The day before the dreaded Saturday benefit reading, I had my little passel of sensitive-male poems ready to go, but an unwelcome thought was edging its way into my brain: that I should read “Close,” my museum-guard story, instead. I fought the impulse with all my might, couldn’t believe I was even considering it. But I also wanted to read the best work I had, and despite my fears, the story was, in a sense, absolutely appropriate for the sexually radical and politically engaged audience I envisioned. That night I asked my wife whether I should read it.
Digression: Yes, I was married during my Lusty Lady period. My wife not only knew about and accepted my visits, but encouraged them and got off on my descriptions of that world and the porn in my collection. Now my ex, she has always identified with men and masculinity. Her father is a strong, silent heart surgeon. Her four brothers are all great athletes, quietly brilliant types who build beautiful, solid things with their hands. In many ways my ex tried to be and in many ways succeeded in becoming the fifth boy in her family.
So I, who never really learned the manly arts of plumbing and carpentry, was married to a woman who was a professional carpenter, painter, and contractor to supplement a markedly less lucrative career as a dancer and choreographer. When we redid our floors, she wouldn’t let me handle the big, unwieldy belt sander, nor would she let me touch a paintbrush when she painted our apartment, although she was kind enough (or patronizing enough, you make the call) to let me sand a couple of walls after which she touched up my work.
She desired, in an ideal lover, someone bigger, stronger, and tougher than she, to make her feel more feminine. I met the physical requirements, barely. My pervy predilections were my most masculine feature, and offset my more wifely qualities, such as making sure she paid her parking tickets and brushed her teeth and made it to doctor appointments and returned phone calls. She painted the walls, but I arranged the furniture and hung the art just so.
When I asked my wife whether I should read “Close” at the benefit, she replied that she didn’t see why not. I tried to explain exactly why not: i.e., that they’ll fucking hate me, that’s why not. She still didn’t see it. “It’s a great story, she said. “Read it. What’s the worst that can happen?”

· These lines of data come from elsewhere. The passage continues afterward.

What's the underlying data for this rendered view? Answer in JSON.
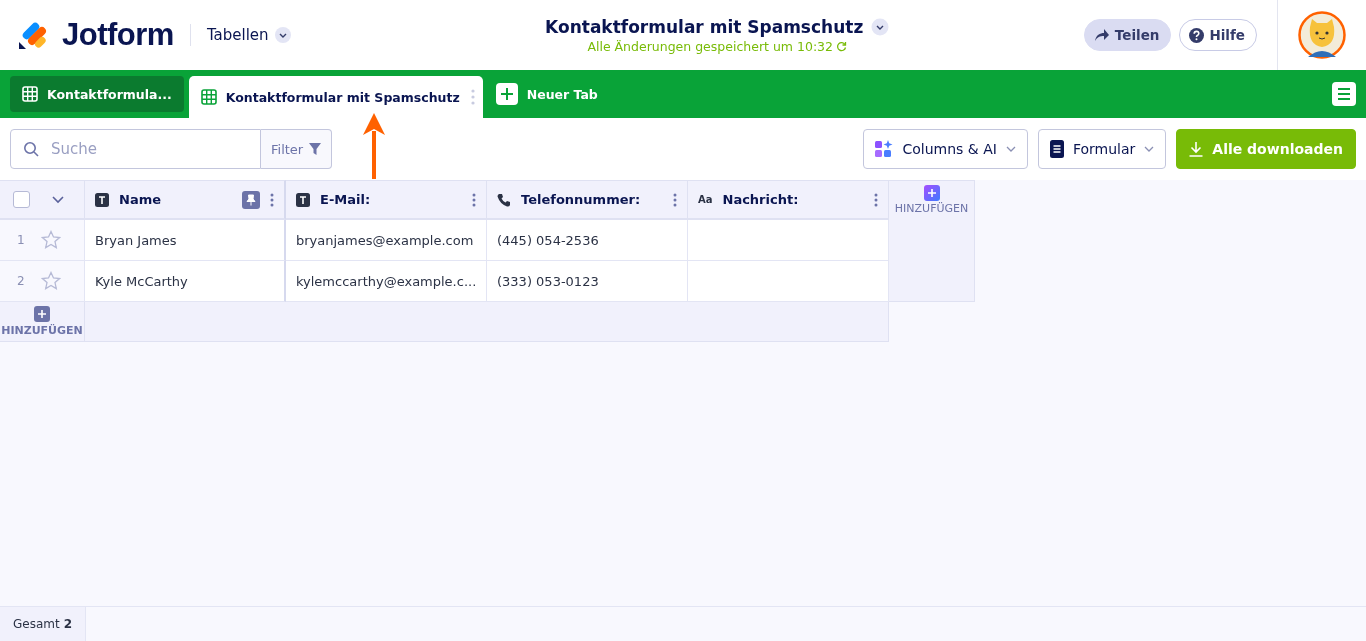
{
  "header": {
    "logo": "Jotform",
    "section": "Tabellen",
    "title": "Kontaktformular mit Spamschutz",
    "save_status": "Alle Änderungen gespeichert um 10:32",
    "buttons": [
      {
        "kind": "share",
        "label": "Teilen"
      },
      {
        "kind": "help",
        "label": "Hilfe"
      }
    ]
  },
  "tabs": [
    {
      "label": "Kontaktformula...",
      "selected": false
    },
    {
      "label": "Kontaktformular mit Spamschutz",
      "selected": true
    }
  ],
  "new_tab": "Neuer Tab",
  "toolbar": {
    "search": {
      "placeholder": "Suche"
    },
    "filter": "Filter",
    "buttons": [
      {
        "kind": "columns",
        "label": "Columns & AI"
      },
      {
        "kind": "form",
        "label": "Formular"
      },
      {
        "kind": "download",
        "label": "Alle downloaden"
      }
    ]
  },
  "table": {
    "columns": [
      {
        "kind": "text",
        "label": "Name",
        "pinned": true
      },
      {
        "kind": "text",
        "label": "E-Mail:",
        "pinned": false
      },
      {
        "kind": "phone",
        "label": "Telefonnummer:",
        "pinned": false
      },
      {
        "kind": "longtext",
        "icon_text": "Aa",
        "label": "Nachricht:",
        "pinned": false
      }
    ],
    "select_all_checked": false,
    "add_column": "HINZUFÜGEN",
    "rows": [
      {
        "number": "1",
        "starred": false,
        "cells": [
          "Bryan James",
          "bryanjames@example.com",
          "(445) 054-2536",
          ""
        ]
      },
      {
        "number": "2",
        "starred": false,
        "cells": [
          "Kyle McCarthy",
          "kylemccarthy@example.c...",
          "(333) 053-0123",
          ""
        ]
      }
    ],
    "add_row": "HINZUFÜGEN"
  },
  "status_bar": {
    "total_label": "Gesamt",
    "total_count": "2"
  }
}
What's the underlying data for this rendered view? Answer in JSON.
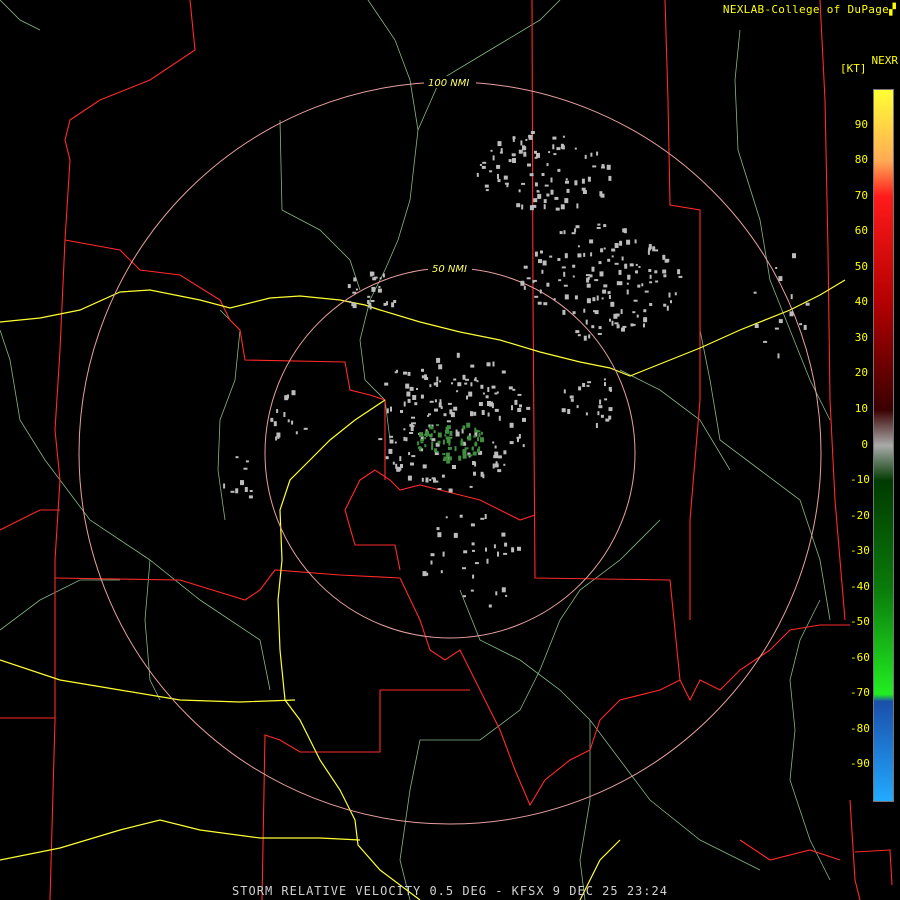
{
  "header": {
    "source": "NEXLAB-College of DuPage",
    "product_abbr": "NEXR",
    "unit": "[KT]"
  },
  "footer": {
    "caption": "STORM RELATIVE VELOCITY 0.5 DEG - KFSX 9 DEC 25 23:24"
  },
  "range_rings": [
    {
      "label": "50 NMI",
      "radius_nmi": 50
    },
    {
      "label": "100 NMI",
      "radius_nmi": 100
    }
  ],
  "velocity_scale": {
    "ticks": [
      "90",
      "80",
      "70",
      "60",
      "50",
      "40",
      "30",
      "20",
      "10",
      "0",
      "-10",
      "-20",
      "-30",
      "-40",
      "-50",
      "-60",
      "-70",
      "-80",
      "-90"
    ],
    "stops": [
      {
        "value": 100,
        "color": "#ffff33"
      },
      {
        "value": 80,
        "color": "#ffaa55"
      },
      {
        "value": 70,
        "color": "#ff1a1a"
      },
      {
        "value": 40,
        "color": "#b30000"
      },
      {
        "value": 10,
        "color": "#3a0000"
      },
      {
        "value": 0,
        "color": "#aaaaaa"
      },
      {
        "value": -10,
        "color": "#003a00"
      },
      {
        "value": -40,
        "color": "#0a7a0a"
      },
      {
        "value": -70,
        "color": "#22ee22"
      },
      {
        "value": -72,
        "color": "#1a4faa"
      },
      {
        "value": -100,
        "color": "#22aaff"
      }
    ]
  },
  "colors": {
    "range_ring": "#e8a0a0",
    "state_border": "#ff2a2a",
    "highway": "#ffff33",
    "county_line": "#9fd79f",
    "echo_gray": "#bdbdbd",
    "echo_green": "#3f8f3f"
  }
}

I reiterated: the worst that can happen is that they will hate me.
“And then what?”
“And then what? They’ll hate me, that’s what, and I don’t want to be hated.”
“They won’t hate you,” she replied. But then, she loved me. What did she know?
I asked another friend and got pretty much the same response. Just letting the friend read the story had been petrifying. Why was I even thinking about reading it in public? I kept saying to myself, No way, but I was starting to think, Yes way. I’m going to read that story, and it will be great. The audience is going to love it, and radical lesbians will begin to understand men in a new way, and their understanding and eventual forgiveness will allow men to grow to better appreciate and respect women, and a movement will rise, misogyny will die, and peace and love will reign supreme on earth.
Maybe I was getting a little ahead of myself. But clearly I had decided to read “Close” at the show.
That night, I slept horribly, and I awoke agitated and filled with second thoughts.
Once, I was jerking off while watching a dancer who had always pointedly ignored me. She just plain didn’t like me. Usually this ruins it for me, but her body was incredible long and lean and strong, with smooth olive skin, small breasts, and tiny, button nipples. And sure, her aloofness was sexy too. For some reason she deigned to dance for me that day, with just the perfect hint of disdain in her eyes.
I must have stopped stroking myself for a moment and put my hand up by the window (I’m left-handed), because she noticed my wedding ring and dryly said, “Why don’t you go home and fuck your wife?”
“I will,” I replied, more angry than embarrassed. What’s your point? I wanted to say. They’re two completely different things. I’m not coming here instead of fucking my wife. But there was no way to have a discussion through the thick plexiglass about the difference between sex with one’s spouse and masturbating while looking at a sex worker. And of course the disgusted dancer would have had no interest in any such conversation.
Rather than leave chastened, I fed the machine more quarters and kept jerking away, almost frantically. As frustrated and angry as I was, I got off, looking at her ass swaying haughtily, almost mockingly, to the beat. It was the only time in my life I can remember coming in anger.